Schools are currently 're visioning' their schools.It is important in this process to learn to say no and, the professor said, it will require 'hard conversations in safe places'.

I was the last speaker and I didn't take notes!!

It always amazes me how a group of speakers , without collaborating, end up all contributing, or better still, developing in the process, a common theme.

It was well worthwhile attending. Those principals who didn't take the opportunity missed out on some valuable insights.


Anonymous said...

Sounds like a great conference - would've liked read what you said!

Charlie Roy said...

Sounds like a great conference. Maybe I can get my boss to spring for some international travel next year. I think we all agree leadership is essential is schools are going to become the places they need to be. So much of school leadership is unfortunately tied to mundane tasks and shuffling paper. It would be nice for schools to recognize this and liberate the leader to do the important work that only he / she can do.

Bruce Hammonds said...

Greetings Charlie

Where are you writing from ?You would be most welcome if you did come!

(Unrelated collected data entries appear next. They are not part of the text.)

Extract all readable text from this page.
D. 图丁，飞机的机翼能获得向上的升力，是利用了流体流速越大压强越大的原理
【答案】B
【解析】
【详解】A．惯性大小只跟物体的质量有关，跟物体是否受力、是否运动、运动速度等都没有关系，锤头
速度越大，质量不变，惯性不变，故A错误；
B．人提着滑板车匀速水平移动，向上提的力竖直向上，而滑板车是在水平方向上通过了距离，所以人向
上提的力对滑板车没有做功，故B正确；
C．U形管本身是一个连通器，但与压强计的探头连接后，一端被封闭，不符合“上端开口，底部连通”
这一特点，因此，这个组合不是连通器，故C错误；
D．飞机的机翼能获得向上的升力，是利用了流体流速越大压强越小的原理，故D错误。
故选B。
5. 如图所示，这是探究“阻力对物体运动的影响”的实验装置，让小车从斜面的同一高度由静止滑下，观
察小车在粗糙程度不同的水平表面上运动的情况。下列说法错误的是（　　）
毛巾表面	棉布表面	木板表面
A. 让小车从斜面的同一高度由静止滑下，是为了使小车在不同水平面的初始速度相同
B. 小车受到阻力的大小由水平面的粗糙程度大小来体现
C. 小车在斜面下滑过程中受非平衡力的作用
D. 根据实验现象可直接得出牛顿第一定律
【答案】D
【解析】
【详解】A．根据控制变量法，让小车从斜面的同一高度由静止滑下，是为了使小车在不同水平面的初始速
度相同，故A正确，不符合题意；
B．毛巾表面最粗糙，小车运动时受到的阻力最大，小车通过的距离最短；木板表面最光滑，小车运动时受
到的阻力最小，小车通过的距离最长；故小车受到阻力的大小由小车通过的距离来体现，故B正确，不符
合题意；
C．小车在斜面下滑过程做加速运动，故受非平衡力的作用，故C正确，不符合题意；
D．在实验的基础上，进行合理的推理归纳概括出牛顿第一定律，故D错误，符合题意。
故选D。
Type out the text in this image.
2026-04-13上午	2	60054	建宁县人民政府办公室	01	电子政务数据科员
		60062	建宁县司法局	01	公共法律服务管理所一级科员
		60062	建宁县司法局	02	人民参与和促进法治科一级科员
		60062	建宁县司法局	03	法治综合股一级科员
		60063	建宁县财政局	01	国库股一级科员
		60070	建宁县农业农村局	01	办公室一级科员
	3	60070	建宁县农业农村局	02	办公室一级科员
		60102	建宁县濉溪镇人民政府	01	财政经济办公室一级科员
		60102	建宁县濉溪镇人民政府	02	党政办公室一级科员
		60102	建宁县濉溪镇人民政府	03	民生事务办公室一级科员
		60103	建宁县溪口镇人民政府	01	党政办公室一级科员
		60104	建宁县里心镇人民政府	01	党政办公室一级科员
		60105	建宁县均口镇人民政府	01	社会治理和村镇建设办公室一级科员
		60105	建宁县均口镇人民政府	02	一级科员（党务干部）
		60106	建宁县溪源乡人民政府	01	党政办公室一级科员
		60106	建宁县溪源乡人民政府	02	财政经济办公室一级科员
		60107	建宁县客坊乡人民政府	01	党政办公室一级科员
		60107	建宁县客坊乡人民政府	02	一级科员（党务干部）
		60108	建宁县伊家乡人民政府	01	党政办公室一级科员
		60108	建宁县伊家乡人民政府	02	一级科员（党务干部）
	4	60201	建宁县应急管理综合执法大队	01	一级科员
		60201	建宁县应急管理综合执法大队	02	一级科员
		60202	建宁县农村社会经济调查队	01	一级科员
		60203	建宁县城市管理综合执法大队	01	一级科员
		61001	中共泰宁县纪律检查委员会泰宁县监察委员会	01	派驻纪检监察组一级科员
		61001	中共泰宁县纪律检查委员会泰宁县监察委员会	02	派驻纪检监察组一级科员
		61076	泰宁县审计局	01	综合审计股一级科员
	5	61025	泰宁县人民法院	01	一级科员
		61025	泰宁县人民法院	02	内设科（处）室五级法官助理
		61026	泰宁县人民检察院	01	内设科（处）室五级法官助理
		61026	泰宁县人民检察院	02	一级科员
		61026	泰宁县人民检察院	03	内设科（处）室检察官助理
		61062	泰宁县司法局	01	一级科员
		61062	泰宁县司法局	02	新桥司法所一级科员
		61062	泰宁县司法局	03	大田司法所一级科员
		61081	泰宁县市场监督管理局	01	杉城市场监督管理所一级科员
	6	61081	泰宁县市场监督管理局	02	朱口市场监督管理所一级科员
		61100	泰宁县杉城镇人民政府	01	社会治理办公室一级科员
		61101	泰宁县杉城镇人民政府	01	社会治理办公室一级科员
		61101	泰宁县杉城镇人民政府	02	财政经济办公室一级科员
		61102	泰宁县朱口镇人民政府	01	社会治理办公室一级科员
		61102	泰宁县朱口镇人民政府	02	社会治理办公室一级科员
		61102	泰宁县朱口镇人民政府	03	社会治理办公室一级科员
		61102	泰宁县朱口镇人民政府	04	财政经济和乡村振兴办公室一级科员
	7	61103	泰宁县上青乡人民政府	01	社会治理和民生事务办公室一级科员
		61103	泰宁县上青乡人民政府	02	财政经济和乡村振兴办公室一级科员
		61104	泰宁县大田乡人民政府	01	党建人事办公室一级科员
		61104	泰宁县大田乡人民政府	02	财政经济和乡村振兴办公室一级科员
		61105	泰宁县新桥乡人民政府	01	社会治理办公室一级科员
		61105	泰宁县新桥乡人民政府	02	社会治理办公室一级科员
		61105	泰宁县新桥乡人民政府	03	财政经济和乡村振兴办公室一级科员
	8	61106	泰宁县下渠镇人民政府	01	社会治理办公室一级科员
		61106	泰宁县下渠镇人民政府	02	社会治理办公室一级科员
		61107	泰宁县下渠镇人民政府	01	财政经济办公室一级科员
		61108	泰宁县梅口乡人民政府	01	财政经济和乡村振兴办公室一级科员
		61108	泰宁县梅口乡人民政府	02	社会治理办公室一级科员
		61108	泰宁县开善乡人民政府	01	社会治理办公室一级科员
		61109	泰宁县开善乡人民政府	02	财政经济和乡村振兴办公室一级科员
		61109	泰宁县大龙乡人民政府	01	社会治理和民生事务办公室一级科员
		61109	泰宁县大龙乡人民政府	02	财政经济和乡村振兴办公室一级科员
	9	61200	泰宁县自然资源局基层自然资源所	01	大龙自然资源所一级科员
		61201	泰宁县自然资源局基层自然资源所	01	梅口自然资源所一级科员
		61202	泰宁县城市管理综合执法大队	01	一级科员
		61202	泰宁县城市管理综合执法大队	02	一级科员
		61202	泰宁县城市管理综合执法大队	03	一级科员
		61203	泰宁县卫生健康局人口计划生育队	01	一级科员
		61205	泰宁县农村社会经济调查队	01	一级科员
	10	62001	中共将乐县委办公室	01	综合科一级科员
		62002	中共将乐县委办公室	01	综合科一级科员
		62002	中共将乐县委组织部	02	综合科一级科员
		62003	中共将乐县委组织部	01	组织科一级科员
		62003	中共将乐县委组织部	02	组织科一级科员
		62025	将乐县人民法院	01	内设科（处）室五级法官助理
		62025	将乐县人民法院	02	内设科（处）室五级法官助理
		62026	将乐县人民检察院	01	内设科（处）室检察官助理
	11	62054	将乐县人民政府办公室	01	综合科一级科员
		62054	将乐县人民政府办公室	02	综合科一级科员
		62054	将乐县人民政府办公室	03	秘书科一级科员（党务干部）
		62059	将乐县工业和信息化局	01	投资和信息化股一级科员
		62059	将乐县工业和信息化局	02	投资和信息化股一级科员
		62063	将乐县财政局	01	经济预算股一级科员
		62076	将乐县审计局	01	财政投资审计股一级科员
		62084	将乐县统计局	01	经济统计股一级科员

Leadership is about creating the conditions for the 'liberation' of creative teachers and, in turn, creative teachers liberating the creativity of their students.

Great to hear from you.

Rikki Sheterline said...

Hi Bruce.
It was an enjoyable and challenging couple of days. Thansk for your company and session. Maybe you could "come chat" in Taumarunui some time!

Bruce Hammonds said...

Kia ora Rikki

You ask - I will come. Maybe I could do a day for the local principals?

I thought the conference was good value. Off to do a day for Dave McN this Thursday.